Most of those dates have been with self-identified feminists, a fact in which I take some measure of pride. But when it comes time to pay the bill, these same feminists regress with a depressing consistency to a mentality more appropriate to the 1950s than the 21st century.
Take my friend M. She's a feminist yet expects men to pick up the tab on first dates. Stranger still is the fact that she sees no inherent contradiction in her position.
M. had a crush on a guy she'd only spoken with over the telephone and via e-mail. She finally got a chance to meet him in the flesh on a business trip she took to London, England. She found him physically attractive, intellectually stimulating and chemically alluring, yet decided that he "wasn't right for her".
When I asked why, M. told me that her date, who had no other apparent failings, wanted to split the bill. That was, for her, enough to transform him in her eyes from a dream guy to a deadbeat.

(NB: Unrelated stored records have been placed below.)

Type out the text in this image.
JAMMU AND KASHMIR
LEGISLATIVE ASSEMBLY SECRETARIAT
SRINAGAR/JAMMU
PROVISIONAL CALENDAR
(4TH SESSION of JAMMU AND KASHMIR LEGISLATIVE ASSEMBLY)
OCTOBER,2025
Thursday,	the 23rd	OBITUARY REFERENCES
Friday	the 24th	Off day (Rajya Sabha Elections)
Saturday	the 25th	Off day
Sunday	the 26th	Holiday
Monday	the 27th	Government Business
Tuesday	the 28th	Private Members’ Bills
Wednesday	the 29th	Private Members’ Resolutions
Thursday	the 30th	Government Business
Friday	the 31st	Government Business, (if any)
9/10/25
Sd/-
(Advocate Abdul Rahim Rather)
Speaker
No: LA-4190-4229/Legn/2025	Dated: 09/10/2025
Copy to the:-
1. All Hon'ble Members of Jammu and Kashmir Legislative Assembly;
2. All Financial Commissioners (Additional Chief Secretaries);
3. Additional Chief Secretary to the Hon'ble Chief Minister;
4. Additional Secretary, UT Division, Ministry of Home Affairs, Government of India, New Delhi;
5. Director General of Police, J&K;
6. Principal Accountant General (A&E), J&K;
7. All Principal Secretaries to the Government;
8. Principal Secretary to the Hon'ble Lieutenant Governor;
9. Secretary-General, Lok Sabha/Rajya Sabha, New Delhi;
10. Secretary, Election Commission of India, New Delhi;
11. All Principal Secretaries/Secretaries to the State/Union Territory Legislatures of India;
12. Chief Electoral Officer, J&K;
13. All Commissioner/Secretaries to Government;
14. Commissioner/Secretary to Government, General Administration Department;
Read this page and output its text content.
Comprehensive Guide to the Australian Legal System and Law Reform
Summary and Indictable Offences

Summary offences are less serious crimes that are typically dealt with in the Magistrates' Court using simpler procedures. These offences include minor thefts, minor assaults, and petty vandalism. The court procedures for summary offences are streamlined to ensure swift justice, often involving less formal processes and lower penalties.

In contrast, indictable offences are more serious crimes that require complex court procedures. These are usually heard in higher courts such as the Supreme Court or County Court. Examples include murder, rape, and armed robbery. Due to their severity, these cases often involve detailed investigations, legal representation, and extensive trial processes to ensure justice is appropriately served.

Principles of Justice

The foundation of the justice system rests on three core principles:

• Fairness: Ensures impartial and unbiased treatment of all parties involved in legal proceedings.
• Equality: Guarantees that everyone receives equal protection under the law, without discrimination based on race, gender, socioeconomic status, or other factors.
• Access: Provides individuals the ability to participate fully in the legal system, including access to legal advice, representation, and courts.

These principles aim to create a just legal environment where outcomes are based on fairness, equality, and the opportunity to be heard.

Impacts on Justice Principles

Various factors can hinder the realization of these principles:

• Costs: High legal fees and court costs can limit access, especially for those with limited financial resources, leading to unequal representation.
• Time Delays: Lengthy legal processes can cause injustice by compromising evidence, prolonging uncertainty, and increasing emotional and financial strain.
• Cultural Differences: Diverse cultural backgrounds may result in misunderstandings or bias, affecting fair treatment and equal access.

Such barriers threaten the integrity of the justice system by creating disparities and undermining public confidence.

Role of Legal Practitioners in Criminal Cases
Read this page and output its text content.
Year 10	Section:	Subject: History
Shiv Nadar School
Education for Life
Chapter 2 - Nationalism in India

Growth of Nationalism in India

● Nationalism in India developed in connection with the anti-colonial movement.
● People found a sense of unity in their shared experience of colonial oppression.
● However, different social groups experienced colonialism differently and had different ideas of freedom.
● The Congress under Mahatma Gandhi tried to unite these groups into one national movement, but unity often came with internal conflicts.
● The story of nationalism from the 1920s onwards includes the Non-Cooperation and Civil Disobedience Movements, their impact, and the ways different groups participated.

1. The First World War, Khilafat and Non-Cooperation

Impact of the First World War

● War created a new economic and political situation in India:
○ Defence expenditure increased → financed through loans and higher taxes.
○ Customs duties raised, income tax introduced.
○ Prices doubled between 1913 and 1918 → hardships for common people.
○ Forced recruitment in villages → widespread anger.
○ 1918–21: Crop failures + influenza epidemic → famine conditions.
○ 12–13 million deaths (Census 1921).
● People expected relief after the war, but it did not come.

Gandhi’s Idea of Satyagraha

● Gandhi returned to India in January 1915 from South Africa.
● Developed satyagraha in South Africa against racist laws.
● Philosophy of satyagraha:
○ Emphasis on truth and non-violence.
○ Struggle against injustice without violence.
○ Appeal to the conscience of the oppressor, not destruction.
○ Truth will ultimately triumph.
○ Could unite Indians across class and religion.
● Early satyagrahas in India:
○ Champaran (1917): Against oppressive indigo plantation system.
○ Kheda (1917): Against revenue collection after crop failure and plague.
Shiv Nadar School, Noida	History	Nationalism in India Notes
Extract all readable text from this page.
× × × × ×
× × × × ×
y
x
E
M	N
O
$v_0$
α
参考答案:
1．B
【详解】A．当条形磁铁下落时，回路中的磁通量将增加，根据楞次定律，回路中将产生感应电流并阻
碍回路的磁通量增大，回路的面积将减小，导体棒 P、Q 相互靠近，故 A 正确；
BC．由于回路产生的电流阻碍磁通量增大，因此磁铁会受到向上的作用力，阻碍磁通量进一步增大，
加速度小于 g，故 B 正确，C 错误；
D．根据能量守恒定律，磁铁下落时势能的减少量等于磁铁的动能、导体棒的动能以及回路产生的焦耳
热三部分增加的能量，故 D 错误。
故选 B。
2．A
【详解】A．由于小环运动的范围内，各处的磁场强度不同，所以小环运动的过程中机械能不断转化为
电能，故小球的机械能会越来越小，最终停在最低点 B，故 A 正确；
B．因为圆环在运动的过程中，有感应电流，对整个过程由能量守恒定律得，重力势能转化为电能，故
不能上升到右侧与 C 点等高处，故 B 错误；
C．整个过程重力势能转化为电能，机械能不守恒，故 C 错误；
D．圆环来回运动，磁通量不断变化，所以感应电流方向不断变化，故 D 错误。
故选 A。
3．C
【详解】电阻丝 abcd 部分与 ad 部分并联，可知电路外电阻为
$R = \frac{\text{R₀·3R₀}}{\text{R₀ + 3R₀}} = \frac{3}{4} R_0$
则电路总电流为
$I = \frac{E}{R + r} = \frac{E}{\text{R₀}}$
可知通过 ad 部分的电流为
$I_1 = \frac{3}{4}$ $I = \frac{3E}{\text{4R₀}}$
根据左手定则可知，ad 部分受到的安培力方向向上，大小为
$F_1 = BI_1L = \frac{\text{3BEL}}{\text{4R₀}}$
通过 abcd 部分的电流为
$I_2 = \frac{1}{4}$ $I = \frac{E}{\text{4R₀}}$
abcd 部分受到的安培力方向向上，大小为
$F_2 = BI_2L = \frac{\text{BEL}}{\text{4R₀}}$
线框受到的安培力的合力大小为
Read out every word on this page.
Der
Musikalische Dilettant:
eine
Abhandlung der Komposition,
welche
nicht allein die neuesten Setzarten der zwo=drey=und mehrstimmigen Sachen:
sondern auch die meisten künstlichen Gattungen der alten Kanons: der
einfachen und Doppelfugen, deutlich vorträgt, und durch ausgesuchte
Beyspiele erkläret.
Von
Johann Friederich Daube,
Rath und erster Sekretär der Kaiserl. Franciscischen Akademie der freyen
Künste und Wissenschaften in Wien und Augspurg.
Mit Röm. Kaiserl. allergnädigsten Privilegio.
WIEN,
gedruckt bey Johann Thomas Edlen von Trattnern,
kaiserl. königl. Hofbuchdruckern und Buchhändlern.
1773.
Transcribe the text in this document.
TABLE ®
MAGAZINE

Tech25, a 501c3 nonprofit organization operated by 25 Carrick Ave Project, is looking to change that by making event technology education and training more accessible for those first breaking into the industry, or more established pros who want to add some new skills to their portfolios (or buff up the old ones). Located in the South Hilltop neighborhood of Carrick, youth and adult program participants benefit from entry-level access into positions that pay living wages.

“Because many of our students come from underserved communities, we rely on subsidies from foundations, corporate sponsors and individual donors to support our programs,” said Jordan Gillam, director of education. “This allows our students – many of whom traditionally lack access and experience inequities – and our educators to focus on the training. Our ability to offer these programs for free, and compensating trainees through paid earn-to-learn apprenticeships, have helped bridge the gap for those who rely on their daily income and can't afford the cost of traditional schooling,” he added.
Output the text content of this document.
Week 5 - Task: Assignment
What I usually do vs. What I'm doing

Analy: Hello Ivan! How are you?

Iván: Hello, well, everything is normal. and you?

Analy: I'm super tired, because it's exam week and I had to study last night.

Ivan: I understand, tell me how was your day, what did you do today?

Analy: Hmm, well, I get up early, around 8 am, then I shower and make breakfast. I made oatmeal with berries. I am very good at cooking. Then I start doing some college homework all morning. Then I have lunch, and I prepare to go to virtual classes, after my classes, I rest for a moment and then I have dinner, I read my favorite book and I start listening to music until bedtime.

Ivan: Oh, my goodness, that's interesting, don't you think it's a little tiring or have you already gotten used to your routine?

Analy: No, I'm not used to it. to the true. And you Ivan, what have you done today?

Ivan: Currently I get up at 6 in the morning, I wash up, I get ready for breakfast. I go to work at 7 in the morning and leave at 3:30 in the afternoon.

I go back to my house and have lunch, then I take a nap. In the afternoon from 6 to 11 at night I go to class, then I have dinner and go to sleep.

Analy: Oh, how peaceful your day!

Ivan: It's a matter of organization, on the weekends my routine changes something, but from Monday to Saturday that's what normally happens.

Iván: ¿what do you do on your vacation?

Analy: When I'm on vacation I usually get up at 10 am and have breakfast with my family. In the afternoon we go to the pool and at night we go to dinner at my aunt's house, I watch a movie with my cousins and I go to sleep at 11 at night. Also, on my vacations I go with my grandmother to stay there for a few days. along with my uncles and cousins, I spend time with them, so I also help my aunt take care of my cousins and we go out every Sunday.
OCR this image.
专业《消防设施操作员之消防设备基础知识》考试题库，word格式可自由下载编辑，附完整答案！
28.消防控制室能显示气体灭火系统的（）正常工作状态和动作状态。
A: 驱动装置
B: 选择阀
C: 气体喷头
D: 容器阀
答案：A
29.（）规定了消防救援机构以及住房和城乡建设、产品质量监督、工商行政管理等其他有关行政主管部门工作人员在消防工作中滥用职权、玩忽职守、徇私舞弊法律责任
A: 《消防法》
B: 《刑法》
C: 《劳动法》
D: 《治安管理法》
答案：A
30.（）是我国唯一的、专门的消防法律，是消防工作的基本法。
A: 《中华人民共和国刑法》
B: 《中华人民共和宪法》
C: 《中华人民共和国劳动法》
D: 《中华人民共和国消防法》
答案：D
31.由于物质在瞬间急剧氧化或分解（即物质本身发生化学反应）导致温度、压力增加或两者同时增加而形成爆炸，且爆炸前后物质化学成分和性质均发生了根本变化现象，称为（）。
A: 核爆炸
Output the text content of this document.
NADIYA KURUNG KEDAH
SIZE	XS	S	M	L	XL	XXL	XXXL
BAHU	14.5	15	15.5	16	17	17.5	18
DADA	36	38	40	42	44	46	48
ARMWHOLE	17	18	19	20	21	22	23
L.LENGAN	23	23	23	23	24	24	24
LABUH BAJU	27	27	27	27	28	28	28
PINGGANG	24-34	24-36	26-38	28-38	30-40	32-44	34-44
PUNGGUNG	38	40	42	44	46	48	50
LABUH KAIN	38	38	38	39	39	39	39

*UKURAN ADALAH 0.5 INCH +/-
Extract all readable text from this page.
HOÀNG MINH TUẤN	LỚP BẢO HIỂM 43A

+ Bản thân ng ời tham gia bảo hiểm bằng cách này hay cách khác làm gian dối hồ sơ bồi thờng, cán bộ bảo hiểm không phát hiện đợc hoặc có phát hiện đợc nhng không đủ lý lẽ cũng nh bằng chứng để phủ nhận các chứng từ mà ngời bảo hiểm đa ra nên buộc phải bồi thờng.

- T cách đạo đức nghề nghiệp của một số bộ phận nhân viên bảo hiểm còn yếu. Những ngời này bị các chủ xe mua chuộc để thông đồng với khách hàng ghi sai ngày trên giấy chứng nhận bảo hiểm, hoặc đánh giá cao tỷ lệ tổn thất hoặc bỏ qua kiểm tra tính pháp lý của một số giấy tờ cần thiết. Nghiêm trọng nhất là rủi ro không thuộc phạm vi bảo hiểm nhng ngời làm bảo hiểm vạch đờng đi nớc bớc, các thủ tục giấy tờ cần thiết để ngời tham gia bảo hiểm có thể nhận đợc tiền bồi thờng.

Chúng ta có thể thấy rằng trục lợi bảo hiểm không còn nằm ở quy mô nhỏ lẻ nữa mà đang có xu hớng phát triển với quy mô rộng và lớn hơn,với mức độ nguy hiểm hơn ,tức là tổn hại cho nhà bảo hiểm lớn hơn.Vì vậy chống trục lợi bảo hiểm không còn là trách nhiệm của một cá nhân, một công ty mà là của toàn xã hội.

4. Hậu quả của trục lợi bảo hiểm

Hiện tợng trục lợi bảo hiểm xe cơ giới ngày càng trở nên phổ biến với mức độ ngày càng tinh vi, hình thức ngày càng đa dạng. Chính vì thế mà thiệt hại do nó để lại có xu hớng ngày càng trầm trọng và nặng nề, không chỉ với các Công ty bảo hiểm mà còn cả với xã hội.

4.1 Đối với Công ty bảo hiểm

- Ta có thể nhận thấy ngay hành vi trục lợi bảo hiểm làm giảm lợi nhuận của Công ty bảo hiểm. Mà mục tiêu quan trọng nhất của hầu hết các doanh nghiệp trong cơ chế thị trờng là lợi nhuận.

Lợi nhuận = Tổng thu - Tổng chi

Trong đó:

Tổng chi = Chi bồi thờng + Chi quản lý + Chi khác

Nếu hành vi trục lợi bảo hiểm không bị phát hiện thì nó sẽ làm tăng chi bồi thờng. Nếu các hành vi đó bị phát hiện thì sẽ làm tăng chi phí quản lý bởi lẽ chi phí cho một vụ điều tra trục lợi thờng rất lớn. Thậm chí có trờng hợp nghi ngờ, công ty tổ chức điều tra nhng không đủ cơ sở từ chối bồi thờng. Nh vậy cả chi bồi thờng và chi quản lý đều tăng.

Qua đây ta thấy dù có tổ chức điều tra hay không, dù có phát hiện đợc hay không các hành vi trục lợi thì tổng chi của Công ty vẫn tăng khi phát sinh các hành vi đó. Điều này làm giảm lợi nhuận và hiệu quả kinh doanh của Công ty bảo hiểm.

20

I always insist on splitting the bill on a first date, not because I'm cheap but because I think that when a man pays, it sets a bad precedent for the relationship.
The man paying invites a host of misunderstandings and false entitlements, most of which begin and end in the bedroom.
The response I get from most women - again, self-identified feminists - when I explain my position on bill-splitting is puzzling.
The polite ones might look at me funny or give me the elevated eyebrow that can indicate anything from confusion to disgust.
The less polite ones... well, the less said there, the better.
This kind of hypocrisy confuses men. We're hardly the simple-minded, sexually driven automatons portrayed on film and television, but when it comes to matters that concern our nether region, we do tend to think in rather linear terms.
If we're encouraged to pay for a woman's meal, we might be inclined to assume that we'll soon be enjoying a meal of a different flavour, so to speak.
That's why, although you'd sooner get a man to watch a full season of Sex And The City than admit this, most of us secretly yearn for the days when we could find a woman, bang her over the head and drag her back to our cave.
We think about this not because we're all a bunch of misogynists, but because that primitive act of courtship was so much simpler and its rules more consistent.
Being a man in the 21st century is like trying to walk a high wire that keeps moving. Take the initiative with a woman and you're accused of being a sexist pig who doesn't respect women. Fail to take the initiative and you're judged a limp-wristed wimp and rejected out of hand.
Sexually successful men who aren't blessed with either vast sums of cash or perfectly chiselled features are those who've been able to find and remain in the increasingly minuscule middle ground between these two roles.
I'm not soliciting pity or suggesting that men have it tough. But as we approach gender equality, the gains made by the feminist movement have to come with conditions.
Most of the movement's previous successes, from earning the right to vote to more recent battles over pay equity, require nothing from the average woman other than the ability and inclination to make use of the newly acquired spoils.
Contemporary gender politics, on the other hand, require a lot more giving and a lot less taking.
If any of you end up on a date with a guy like me, remember that he's upholding his end of the deal by dispensing with the traditional sexist notions of entitlement when he offers to pay half the bill.
I, or he, would appreciate it if you would do the same.